Title page for ETD etd-04202011-224416

Type of Document Master's Thesis
Author Elliott, Erin T.
URN etd-04202011-224416
Title Soft Sediment Relay Zones: A High Resolution Seismic Survey Livingston Parish, Louisiana
Degree Master of Science (M.S.)
Department Geology & Geophysics
Advisory Committee
Advisor Name Title
Lorenzo, Juan Committee Chair
Bart, Philip Committee Member
Nunn, Jeffrey Committee Member
  • Baton Rouge Fault
  • Baton Rouge-Tepetate Fault System
  • growth fault
  • listric normal fault
  • Livingston Parish
  • relay ramp
  • Seismic Unix
Date of Defense 2011-02-21
Availability unrestricted
The southern coast of the United States, bordering the Gulf of Mexico, is home to several down-to-the-south, listric, normal fault systems striking parallel to the coast. One of these, the Baton Rouge–Tepetate Fault System located in southern Louisiana, consists of a series of near-surface, reactivated growth faults and relay ramps– a broad area of ductile strain, with contemporaneous sedimentation. Evidence of recent fault and relay ramp movement is seen in surficial fault line scarps and offset roads.
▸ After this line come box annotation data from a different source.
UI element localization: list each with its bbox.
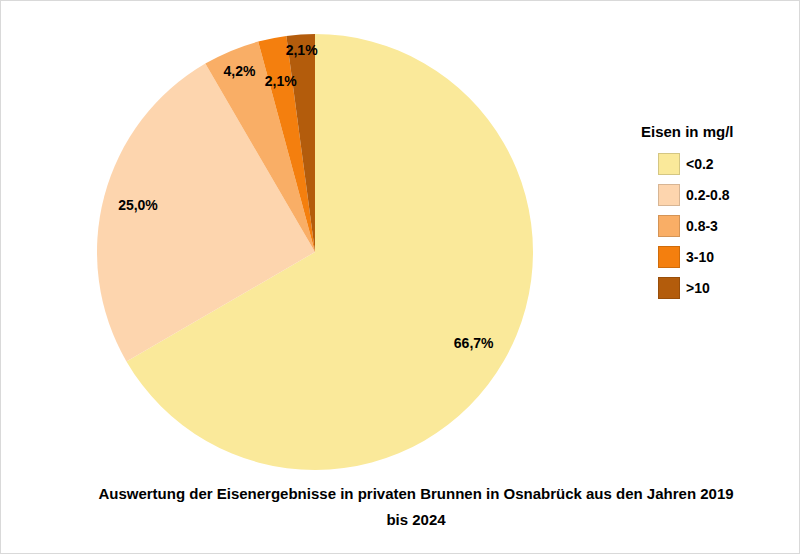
svg-text:4,2%: 4,2% <box>223 63 255 79</box>
html-text:Auswertung der Eisenergebnisse: Auswertung der Eisenergebnisse in privat… <box>98 485 734 528</box>
html-text:3-10: 3-10 <box>686 248 714 265</box>
html-text:0.2-0.8: 0.2-0.8 <box>686 186 730 203</box>
html-text:<0.2: <0.2 <box>686 155 714 172</box>
svg-text:2,1%: 2,1% <box>286 42 318 58</box>
svg-text:2,1%: 2,1% <box>265 73 297 89</box>
html-text:0.8-3: 0.8-3 <box>686 217 718 234</box>
svg-text:25,0%: 25,0% <box>118 197 158 213</box>
html-text:Eisen in mg/l: Eisen in mg/l <box>641 123 734 140</box>
svg-text:66,7%: 66,7% <box>454 335 494 351</box>
html-text:>10: >10 <box>686 279 710 296</box>
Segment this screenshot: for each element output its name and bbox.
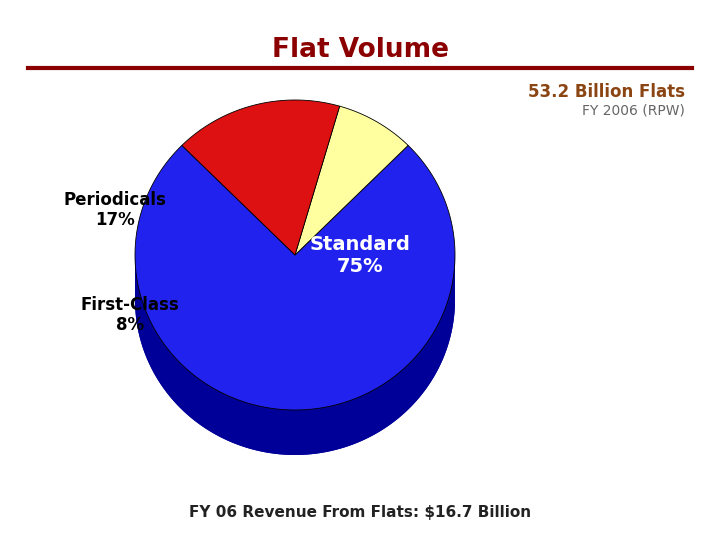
Text: 53.2 Billion Flats: 53.2 Billion Flats: [528, 83, 685, 101]
Polygon shape: [135, 145, 455, 455]
Polygon shape: [295, 255, 455, 300]
Text: FY 06 Revenue From Flats: $16.7 Billion: FY 06 Revenue From Flats: $16.7 Billion: [189, 504, 531, 519]
Polygon shape: [135, 145, 455, 410]
Text: Flat Volume: Flat Volume: [271, 37, 449, 63]
Text: Standard
75%: Standard 75%: [310, 234, 410, 275]
Text: FY 2006 (RPW): FY 2006 (RPW): [582, 103, 685, 117]
Text: First-Class
8%: First-Class 8%: [81, 295, 179, 334]
Polygon shape: [182, 100, 340, 255]
Text: Periodicals
17%: Periodicals 17%: [63, 191, 166, 229]
Polygon shape: [135, 255, 455, 455]
Polygon shape: [135, 255, 295, 300]
Polygon shape: [295, 106, 408, 255]
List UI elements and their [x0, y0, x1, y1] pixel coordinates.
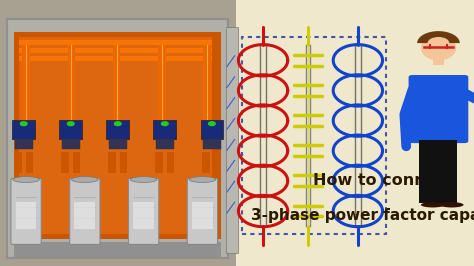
Bar — [73, 152, 80, 173]
Circle shape — [20, 122, 27, 126]
Bar — [14, 152, 22, 173]
Bar — [22, 45, 30, 120]
FancyBboxPatch shape — [409, 75, 468, 143]
Bar — [214, 152, 221, 173]
Bar — [158, 45, 165, 120]
Circle shape — [115, 122, 121, 126]
Bar — [14, 242, 221, 258]
Bar — [14, 32, 221, 239]
Ellipse shape — [421, 35, 456, 61]
Ellipse shape — [130, 177, 157, 182]
FancyBboxPatch shape — [109, 139, 127, 149]
Bar — [203, 45, 211, 120]
Bar — [67, 45, 75, 120]
Bar — [19, 40, 212, 45]
Bar — [202, 152, 210, 173]
Circle shape — [67, 122, 74, 126]
Text: How to connect: How to connect — [313, 173, 454, 188]
Ellipse shape — [440, 202, 464, 207]
Ellipse shape — [13, 177, 39, 182]
FancyBboxPatch shape — [12, 120, 35, 139]
Bar — [155, 152, 163, 173]
Bar — [108, 152, 116, 173]
Circle shape — [209, 122, 215, 126]
FancyBboxPatch shape — [187, 178, 218, 244]
FancyBboxPatch shape — [154, 120, 176, 139]
FancyBboxPatch shape — [128, 178, 159, 244]
Bar — [26, 152, 33, 173]
Ellipse shape — [421, 202, 445, 207]
Bar — [74, 202, 95, 229]
FancyBboxPatch shape — [203, 139, 221, 149]
FancyBboxPatch shape — [106, 120, 129, 139]
FancyBboxPatch shape — [438, 140, 457, 203]
FancyBboxPatch shape — [7, 19, 228, 258]
Bar — [16, 202, 36, 229]
Bar — [167, 152, 174, 173]
Bar — [61, 152, 69, 173]
Wedge shape — [417, 31, 460, 43]
FancyBboxPatch shape — [419, 140, 438, 203]
Bar — [119, 152, 127, 173]
FancyBboxPatch shape — [59, 120, 82, 139]
FancyBboxPatch shape — [62, 139, 80, 149]
Bar — [0, 0, 236, 266]
Bar — [19, 56, 212, 61]
Bar — [133, 202, 154, 229]
Bar — [19, 37, 212, 234]
Ellipse shape — [189, 177, 216, 182]
Circle shape — [162, 122, 168, 126]
Bar — [236, 0, 474, 266]
Text: 3-phase power factor capacitor: 3-phase power factor capacitor — [251, 208, 474, 223]
Bar — [192, 202, 213, 229]
Bar — [113, 45, 120, 120]
FancyBboxPatch shape — [11, 178, 41, 244]
Bar — [226, 27, 238, 253]
FancyBboxPatch shape — [156, 139, 174, 149]
FancyBboxPatch shape — [201, 120, 223, 139]
FancyBboxPatch shape — [15, 139, 33, 149]
Bar — [19, 48, 212, 53]
FancyBboxPatch shape — [70, 178, 100, 244]
Ellipse shape — [72, 177, 98, 182]
Bar — [433, 57, 444, 65]
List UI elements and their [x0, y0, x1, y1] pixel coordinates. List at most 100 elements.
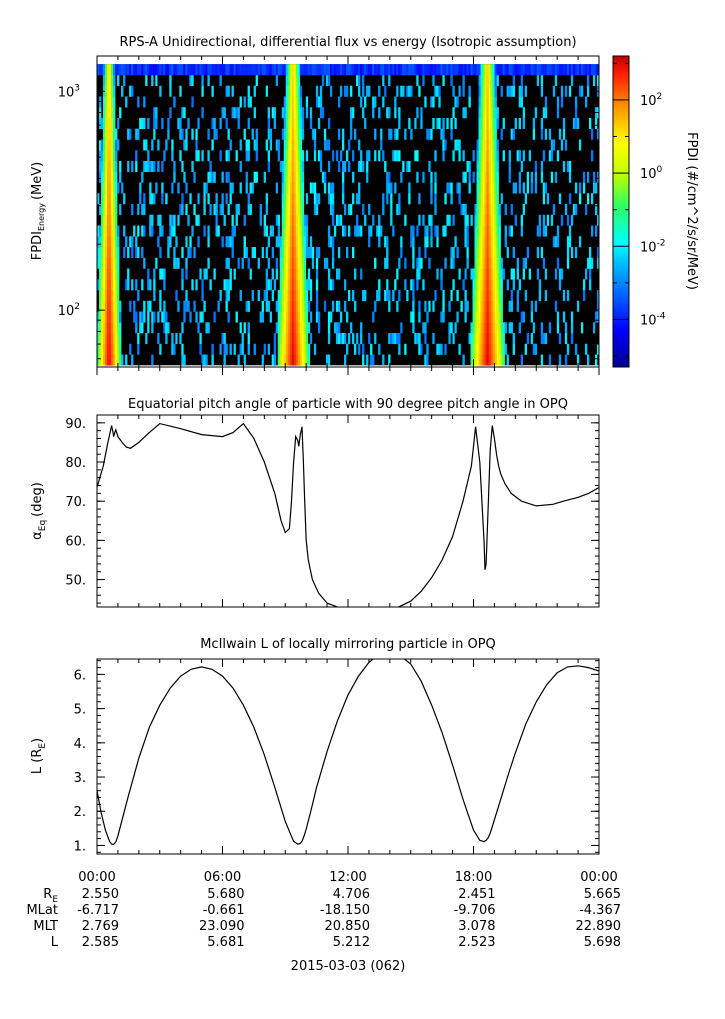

This thesis utilizes two near-surface (<500 m), high-resolution (10 - 300 Hz), continuous seismic reflection profiles (360 m and 480 m long, 3 m geophone spacing; 24-channel) previously collected across a growth fault and a portion of a possible relay ramp in Livingston Parish, Louisiana to study this soft sediment system. The seismic source is a down-hole Betsy seisgun and source-to-receiver offsets range from 4 to 73 meters. One seismic line, seismic line LSU 4 (480 m) crosses near the tip of the fault at a point where there is no noticeable vertical offset. Seismic line LSU 1 (360 m) crosses the fault where a surficial scarp shows an offset of 1.5 m. The two seismic profiles are processed and analyzed for broken, offset reflectors indicating fault movement. This analysis, combined with well log data and gravity surveys across the fault and in the relay ramp area has shown that: (1) the near surface consists of numerous small faults distributed over a distance of ~40 m (2) fault movement is ~40 m since the early Pleistocene (3) a previously interpreted gravity high coincides with the faulted region (4) the characteristics of the imaged region are consistent with those of a relay ramp.